Go Back

A Simple Toasted Muesli

Prep Time 7 minutes
Cook Time 30 minutes

Ingredients

  • 2 cups Rolled Oats or Flaked Quinoa
  • 1 cup Shredded Coconut
  • 2 tbsp Coconut oil
  • 2 tbsp Rice Malt Syrup or to taste
  • 1 cup Puffed Rice
  • 3/4 cup Puffed Quinoa
  • 1/4 cup Sunflower Seeds
  • 1/4 cup Pepitas pumpkin seeds
  • 1/2 cup Flaked Almonds
  • 1/2 cup whole almonds chopped
  • 1/2 cup mixed nuts chopped hazelnuts, macadamia, pistachio

Instructions

  • Preheat oven to 160C (fan forced).
  • In a baking dish combine oats and coconut.
  • Add the coconut oil and rice malt syrup and place in the oven for 5 minutes. Remove and evenly mix the oil and syrup through the oat mix. (this is easier to do once the oil and syrup have melted)
  • Place back into the oven, stirring frequently until evenly toasted and lightly browned all over, approx 30 mins.
  • Allow to cool in the baking dish.
  • Meanwhile in a bowl combine the remaining ingredients, adding the oat mix once it has fully cooled. Mix to evenly distribute.
  • Store in a glass jar or brown paper bags.

Notes

This recipe can be doubled or tripled, with out any extra effort.
If you are sensitive to oats use instead a combination of flaked quinoa and rolled rice.
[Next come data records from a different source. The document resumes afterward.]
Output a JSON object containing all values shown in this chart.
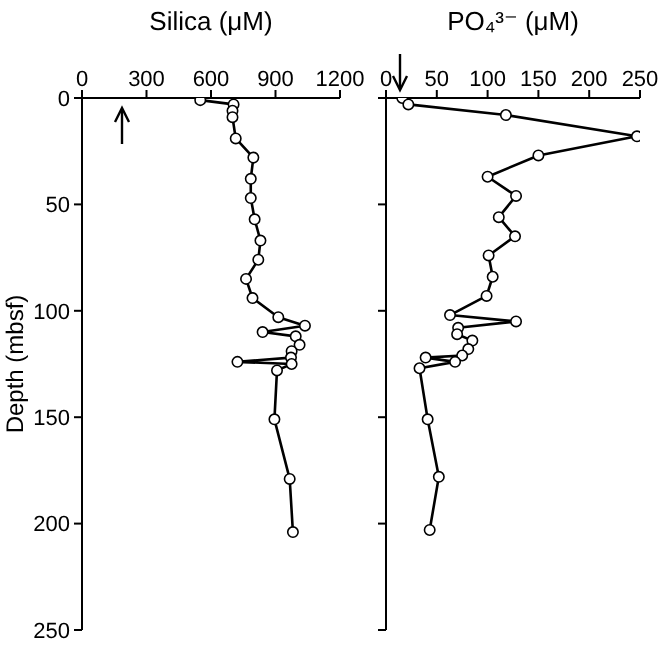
{
  "chart_data": [
    {
      "type": "line",
      "title": "Silica (μM)",
      "ylabel": "Depth (mbsf)",
      "marker": "circle",
      "color": "#000000",
      "x": [
        550,
        705,
        700,
        700,
        715,
        797,
        785,
        785,
        803,
        830,
        820,
        763,
        793,
        913,
        1037,
        840,
        994,
        1012,
        975,
        972,
        723,
        975,
        907,
        895,
        966,
        981
      ],
      "values": [
        1,
        3,
        6,
        9,
        19,
        28,
        38,
        47,
        57,
        67,
        76,
        85,
        94,
        103,
        107,
        110,
        112,
        116,
        119,
        122,
        124,
        125,
        128,
        151,
        179,
        204
      ],
      "xlim": [
        0,
        1200
      ],
      "xticks": [
        0,
        300,
        600,
        900,
        1200
      ],
      "ylim": [
        250,
        0
      ],
      "yticks": [
        0,
        50,
        100,
        150,
        200,
        250
      ]
    },
    {
      "type": "line",
      "title": "PO₄³⁻ (μM)",
      "marker": "circle",
      "color": "#000000",
      "tick_labels": "x",
      "x": [
        16,
        22,
        118,
        247,
        150,
        100,
        128,
        111,
        127,
        101,
        105,
        99,
        63,
        128,
        71,
        70,
        85,
        81,
        75,
        39,
        68,
        33,
        41,
        52,
        43
      ],
      "values": [
        0,
        3,
        8,
        18,
        27,
        37,
        46,
        56,
        65,
        74,
        84,
        93,
        102,
        105,
        108,
        111,
        114,
        118,
        121,
        122,
        124,
        127,
        151,
        178,
        203
      ],
      "xlim": [
        0,
        250
      ],
      "xticks": [
        0,
        50,
        100,
        150,
        200,
        250
      ],
      "ylim": [
        250,
        0
      ],
      "yticks": [
        0,
        50,
        100,
        150,
        200,
        250
      ]
    }
  ]
}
Pre soak each, in water or fruit juice for 15 minutes before starting the recipe.
Olive oil can be used instead of the coconut oil.
Honey, Maple syrup, agave Nectar, golden syrup or date syrup are all great substitutes for the rice malt syrup.
Rice malt syrup and coconut oil, puffed rice are all available from major super markets, health food stores and online.
Puffed Quinoa is available from health food stores and online.
Any combination of nuts or seeds will work in this muesli, not a fan of pistachios, no problem use walnuts or cashews instead.
If you are adding dried fruit to your muesli, add them in at the last step.